Among the 40 CARs tested in the new study, for instance, were not only classic T-cell receptors but receptors borrowed from other types of related immune cells. For example, a B-cell receptor named BAFF-R is the leading contender for making a T cell particularly effective against cancer.

The research team is planning to expand the use of CAR Pooling to test even more receptors in re-engineered T cells. Eventually, the researchers say, the approach could be used to develop different varieties of CAR T cells for different types of cancer; there’s likely no one-size-fits-all answer when it comes to diverse cancer types.

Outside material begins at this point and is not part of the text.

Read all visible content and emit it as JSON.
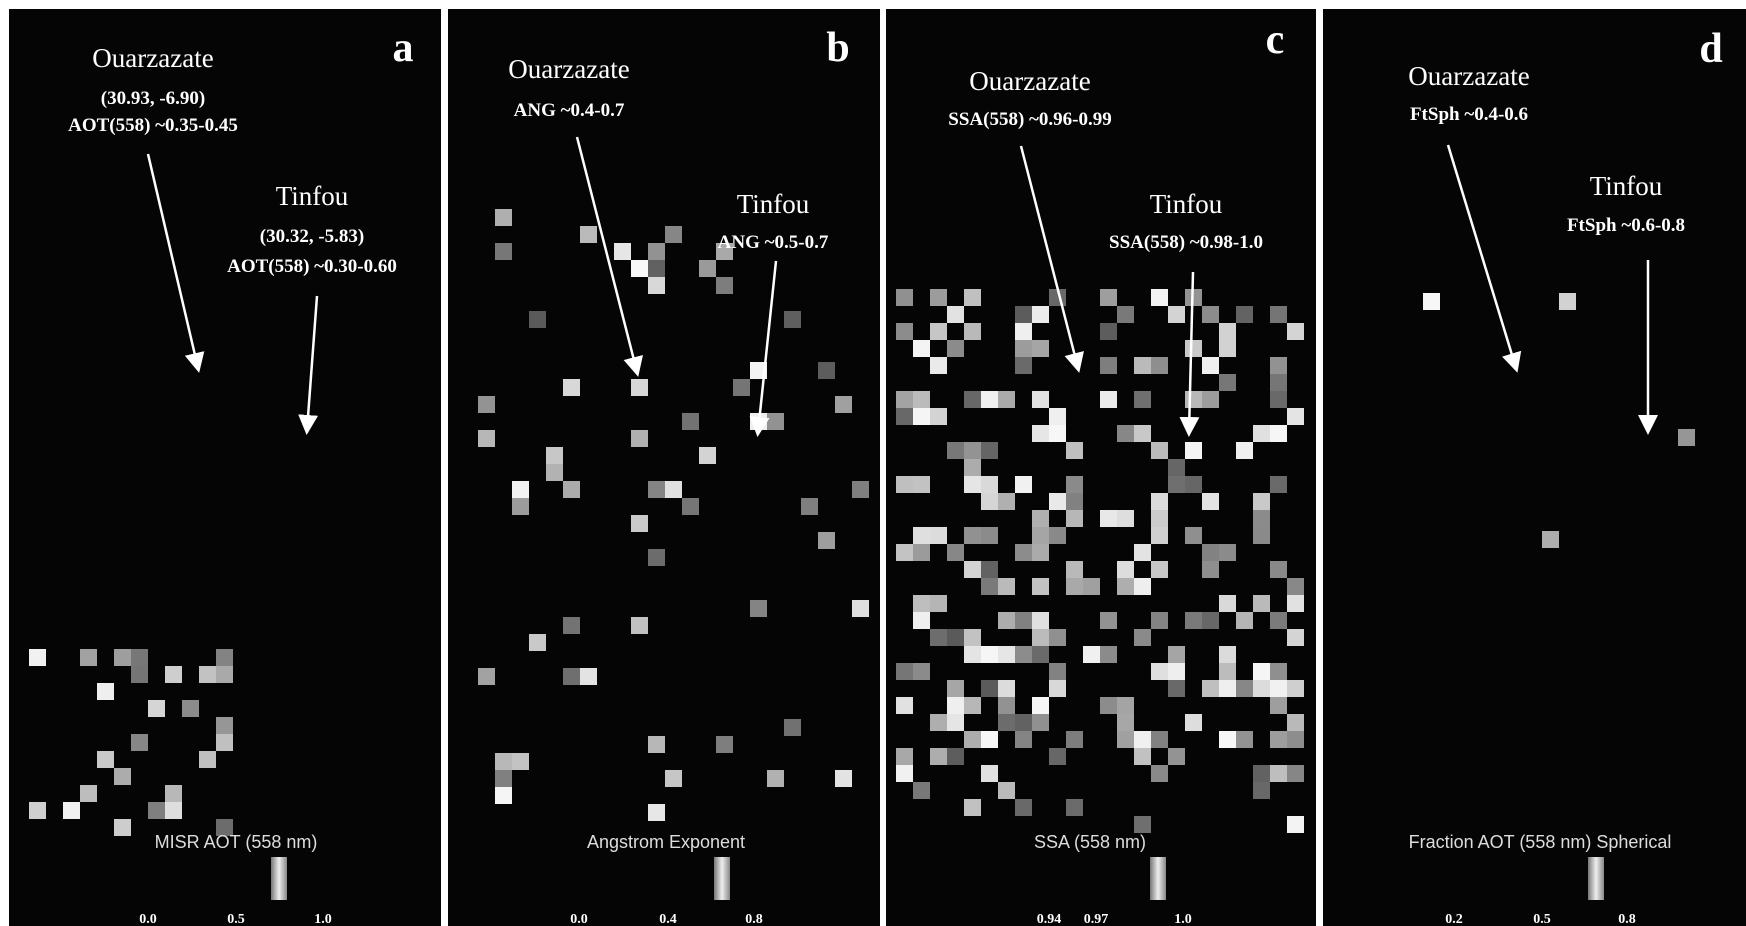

  1. Seaman CD, Xavier F, Ragni MV. Hemophilia A (factor VIII deficiency). Hematology/Oncology Clinics of North America. 2021;35(6):1117–29.
  2. Daniels KG, Wang S, Simic MS, Bhargava HK, Capponi S, Tonai Y, et al. Decoding car T cell phenotype using combinatorial signaling motif libraries and machine learning. Science. 2022;378(6625):1194–200.
  3. Yi J, Miller AT, Archambault AS, Jones AJ, Bradstreet TR, Bandla S, et al. Antigen-specific depletion of CD4 + T cells by car T cells reveals distinct roles of higher- and lower-affinity tcrs during autoimmunity. Science Immunology. 2022;7(76).
  4. Lee MS, Tuohy PJ, Kim CY, Lichauco K, Parrish HL, Van Doorslaer K, et al. Enhancing and inhibitory motifs regulate CD4 activity. eLife. 2022;11.
  5. Goodman DB, Azimi CS, Kearns K, Talbot A, Garakani K, Garcia J, et al. Pooled screening of car T cells identifies diverse immune signaling domains for next-generation immunotherapies. Science Translational Medicine. 2022;14(670).